If a client is large enough, it may want to consider forgoing off-the-shelf TDF products and having a family of TDFs designed specifically to meet its participant demographics. Large plans now often use custom glide paths to meet the specific demographics of their participants, says Kevin O’Connor, Senior Product Manager for Russell Investments’ U.S. Advisor-Sold Business.

AllianceBernstein is seeing a strong and growing interest in custom funds and advisers’ interest in selecting custom solutions, says Tom Fontaine, the Head of Defined Contribution Business for AllianceBernstein. At AllianceBernstein, the majority of TDF accounts are custom, says Fontaine. Companies create a glide path using underlying assumptions that meet their specific demographics. Generally, plans need at least $50 million to $100 million in TDF accounts for a customized option to be affordable, he says.

There are many advantages to customized TDFs. The assumptions in a TDF can become much cleaner in a customized option because you are looking at the demographics of a specific plan, says Fontaine. For example, he says, if the employer also sponsors a defined benefit plan, then the defined contribution plan is supplemental, and that might allow more risk for those participants. If there is no defined benefit plan, he says, but the match is in employer stock, the TDF should then probably be more conservative. Things such as overall compensation and savings rate, and employee turnover also can be factored into a customized option. If there is high employee turnover, a more conservative investment strategy may be appropriate, he says. —ERD

What TDF Assumptions Mean for Plan Sponsors

Not vetting TDFs and adequately explaining the potential consequences of those assumptions to both the plan sponsor and participants can lead to problems down the line. The glide path strategy and capital market assumptions, in particular, can affect TDF outcomes significantly, says Kevin O’Connor, Senior Product Manager for Russell Investments’ U.S. Advisor-Sold Business. Additionally, notes Ron Surz, Founder of Target Date Solutions, if a TDF assumes participants are not saving enough for retirement, it may invest more heavily in equities, increasing market risk if there is a market downturn.
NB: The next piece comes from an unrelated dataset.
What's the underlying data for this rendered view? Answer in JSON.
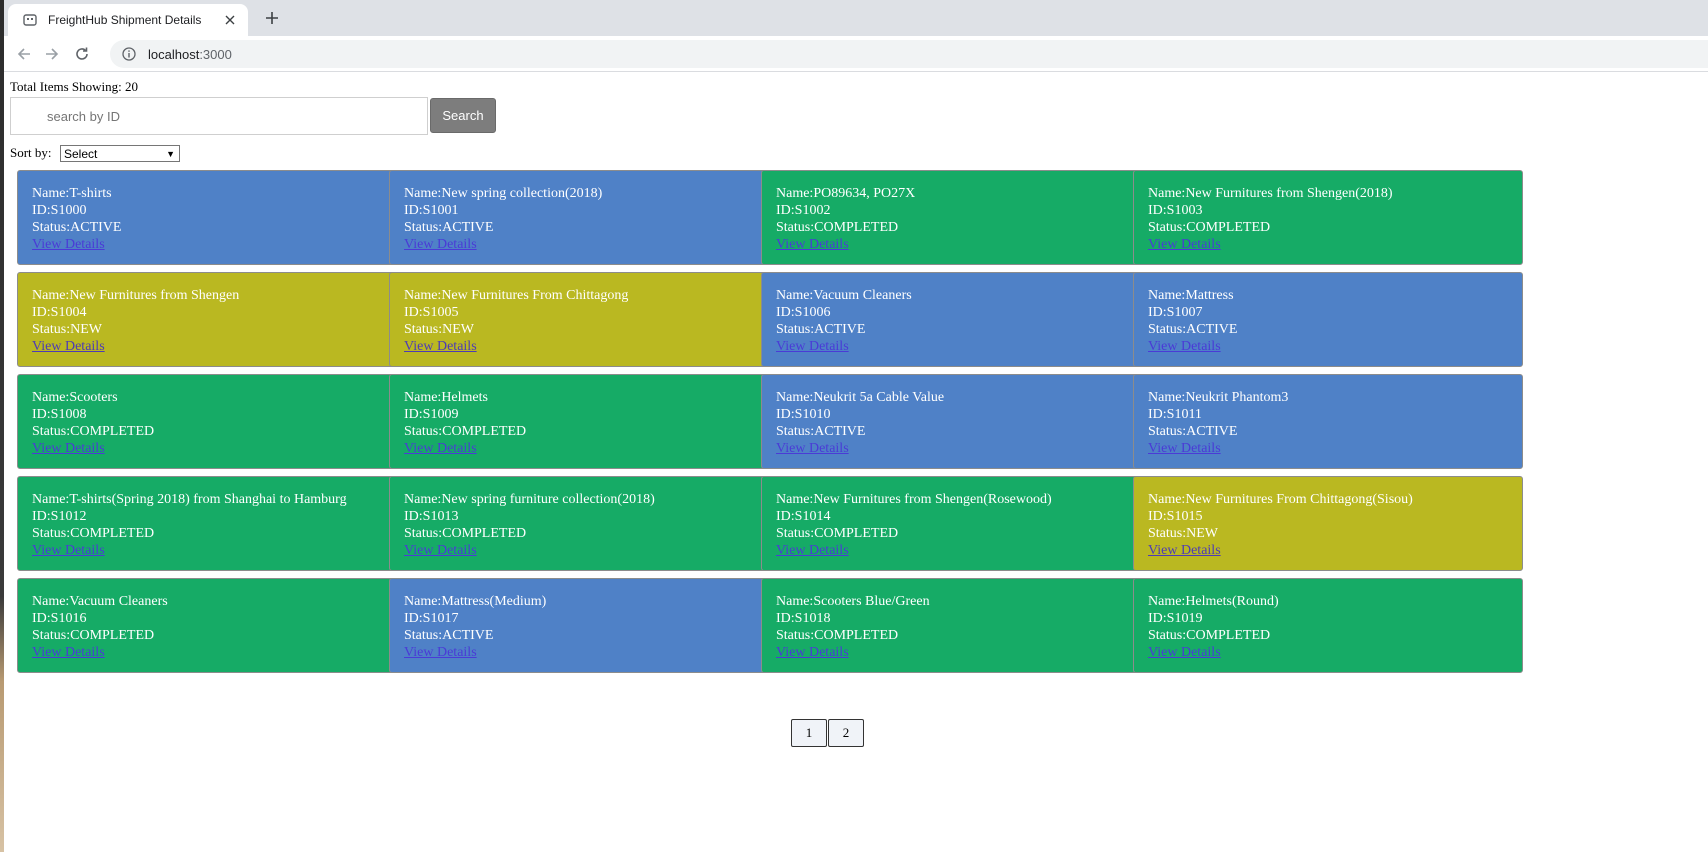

When recommending TDFs, advisers should match a particular set of funds to a particular client’s demographics, says Philip Steele, Chief Executive Officer of Pension Architects in Malibu, California, which builds customized target-date funds for clients. Too often, he says, advisers get comfortable with a particular set of TDFs and recommend it to all clients.

Advisers need to look beyond performance to whether or not the assumptions and glide path make it appropriate for a specific plan’s participants, says Don Stone of Plan Sponsor Advisors in Chicago. “You want to do what’s in the best interest of most participants in the plan,” says Tom Fontaine, Head of Defined Contribution Business for AllianceBernstein.

In addition to reviewing TDFs for clients prior to going into a fund, if a plan is using a bundled approach and currently offering only the vendor’s TDF funds, says Stone, advisers and plan sponsors should go back and do the due diligence to ensure that those funds are appropriate for plan participants. The due diligence should be done even if the funds are the only option for TDFs on the platform, he adds. At the very least, says Surz, advisers should understand the amount of risk at the target date and explain that risk to the plan sponsor and to participants.

TDFs are asset-allocated strategies, points out Fontaine, so fiduciaries need to consider whether the glide path is appropriate for a plan’s participants as well as look at the underlying fund components to make sure it is an appropriate investment for that plan.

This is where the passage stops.